Heading to baseball practice, a young Everett Knowles hopped on the back of a freight train. When the train lurched, it sent him into a stone abutment, severing his right arm. Knowles and the arm were rushed to Massachusetts General Hospital, where Malt quickly assembled a team. Malt "was afraid [he] might overlook some unseen serious injury to some other part of [Knowles'] body, or that because of insufficient restoration of blood supply he’d get gas gangrene or some other infection. [Malt] wondered, too, if they might make "a psychic invalid out of him by giving him an arm that mightn’t work.”

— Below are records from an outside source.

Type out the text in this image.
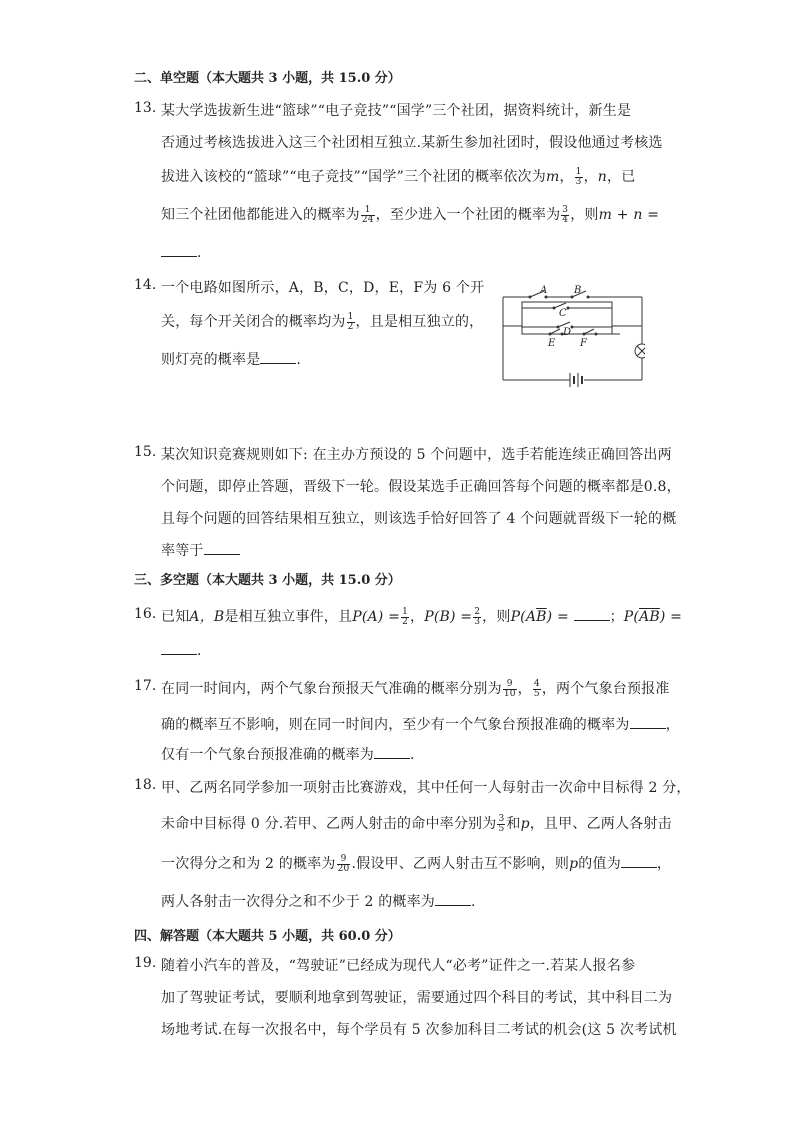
二、单空题（本大题共 3 小题，共 15.0 分）
13. 某大学选拔新生进“篮球”“电子竞技”“国学”三个社团，据资料统计，新生是
否通过考核选拔进入这三个社团相互独立.某新生参加社团时，假设他通过考核选
拔进入该校的“篮球”“电子竞技”“国学”三个社团的概率依次为m， $\frac{1}{3}$ ，n，已
知三个社团他都能进入的概率为 $\frac{1}{24}$ ，至少进入一个社团的概率为 $\frac{3}{4}$ ，则m + n =
.
14. 一个电路如图所示，A，B，C，D，E，F为 6 个开
关，每个开关闭合的概率均为 $\frac{1}{2}$ ，且是相互独立的，
则灯亮的概率是	.
A	B
C
D
E F
15. 某次知识竞赛规则如下: 在主办方预设的 5 个问题中，选手若能连续正确回答出两
个问题，即停止答题，晋级下一轮。假设某选手正确回答每个问题的概率都是0.8，
且每个问题的回答结果相互独立，则该选手恰好回答了 4 个问题就晋级下一轮的概
率等于
三、多空题（本大题共 3 小题，共 15.0 分）
16. 已知A，B是相互独立事件，且$P(A) = \frac{1}{2}$ ，$P(B) = \frac{2}{3}$ ，则$P(A\overline{B})$ =	；$P(\overline{AB})$ =
.
17. 在同一时间内，两个气象台预报天气准确的概率分别为 $\frac{9}{10}$ ， $\frac{4}{5}$ ，两个气象台预报准
确的概率互不影响，则在同一时间内，至少有一个气象台预报准确的概率为	，
仅有一个气象台预报准确的概率为	.
18. 甲、乙两名同学参加一项射击比赛游戏，其中任何一人每射击一次命中目标得 2 分，
未命中目标得 0 分.若甲、乙两人射击的命中率分别为 $\frac{3}{5}$ 和p，且甲、乙两人各射击
一次得分之和为 2 的概率为 $\frac{9}{20}$ .假设甲、乙两人射击互不影响，则p的值为	，
两人各射击一次得分之和不少于 2 的概率为	.
四、解答题（本大题共 5 小题，共 60.0 分）
19. 随着小汽车的普及，“驾驶证”已经成为现代人“必考”证件之一.若某人报名参
加了驾驶证考试，要顺利地拿到驾驶证，需要通过四个科目的考试，其中科目二为
场地考试.在每一次报名中，每个学员有 5 次参加科目二考试的机会(这 5 次考试机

While some doctors prepared Everett for surgery, others worked on the separated arm. First, they rejoined the “chaotically mangled blood vessels, then the bone and finally the skin.” Everett’s skin had grown a “deathly gray” by the time surgery had begun, but it grew steadily pinker as the surgery progressed. Doctors attached the bone with a special pin before reconnecting the arteries. They grafted skin and muscle together. Then they waited to see whether the operation would take, raising their hopes when the hand regained a healthy pink color and a pulse could be felt in the wrist. Nerves were reconnected in a later surgery.

Malt called Everett’s parents when the surgery was over and told them all they could do was wait and pray. “Oh, there were so many praying for him,” Mrs. Knowles said. “When we went to our church there wasn’t one candle left to light. We had to go all the way to St. Joseph’s.” When the Knowleses visited their son the next day, they expected to find him in bandages up to his eyeballs, but were instead greeted by their smiling son. Mrs. Knowles recalls, "There he was laying with a big grin all over him and only a cast on his arm. He was afraid we’d be mad at him for ruining his good suit jacket and hopping freights. I said I’d buy him a new one when he got home. I’d buy him two. He told us he wanted to watch the Three Stooges and then he asked Daddy if he’d be able to play baseball again."

Previously many arms and legs had been saved after being partially severed, but Everett was the first to have undergone a successful grafting of a major extremity that had been cut away completely.

Malt later stated that the procedure relied on previously established surgical techniques, and emphasized the collaborative effort involved, noting the contributions of multiple specialists who shared their expertise during the operation.

== Awards and honors ==
· Fellow of the School for Advanced Study, MIT, 1963

· Fellow, Medical Foundation of Ecuador, 1963

· University of Leeds, Honorary Fellow, 1965

· Fernando Ocaranza Award, Mexican National Academy of Medicine, 1971

· Arris & Gale Lecturer, Royal College of Surgeons, 1975

· Chairman, Conference on Colonic Carcinogenesis, Black Forest, 1981

· Scientific Review Committee, New England Heart Association, 1972–73

· Scientific Advisory Committee, Damon Runyon Cancer Fund, 1972–77

· Research Committee, The Medical Foundation, 1972–78

· National Research Council Committee for Veterans Administration, 1974–76

· Editor, Surgical Techniques Illustrated, 1974–80

· Board of Surgical Advisors, National Cancer Institute, 1975–77

· Board Member, American Board of Surgery, 1977–83

· Editorial Board, Jordan Medical Journal, 1981–83

· Senior Member, American Board of Surgery, 1984-1997

· Surgery Program Chair, XIV International Cancer Congress, 1979–82

· Associate Editor, New England Journal of Medicine, 1965 – 1993

· Co-editor, Oxford Textbook of Surgery, 1987-1994

· MERIT award, National Institutes of Health, 1988–98

· International Advisory Board, Current Practice in Surgery, 1989-1997

· Trustee of Donations for Education in Liberia, 1989-1997

· Surgikos Lecturer, Association for Surgeons of Great Britain and Ireland, 1991

· Vice-President, Society for Surgery of Alimentary Tract, 1991–92

· Scientific Advisory Committee, Columbia University, Comprehensive Cancer Center, 1992–95

· International Scientific Advisory Board, European Postgraduate Gastro-Surgical School, 1993.

== Death ==
Malt died on October 5, 2002, from complications of Alzheimer disease.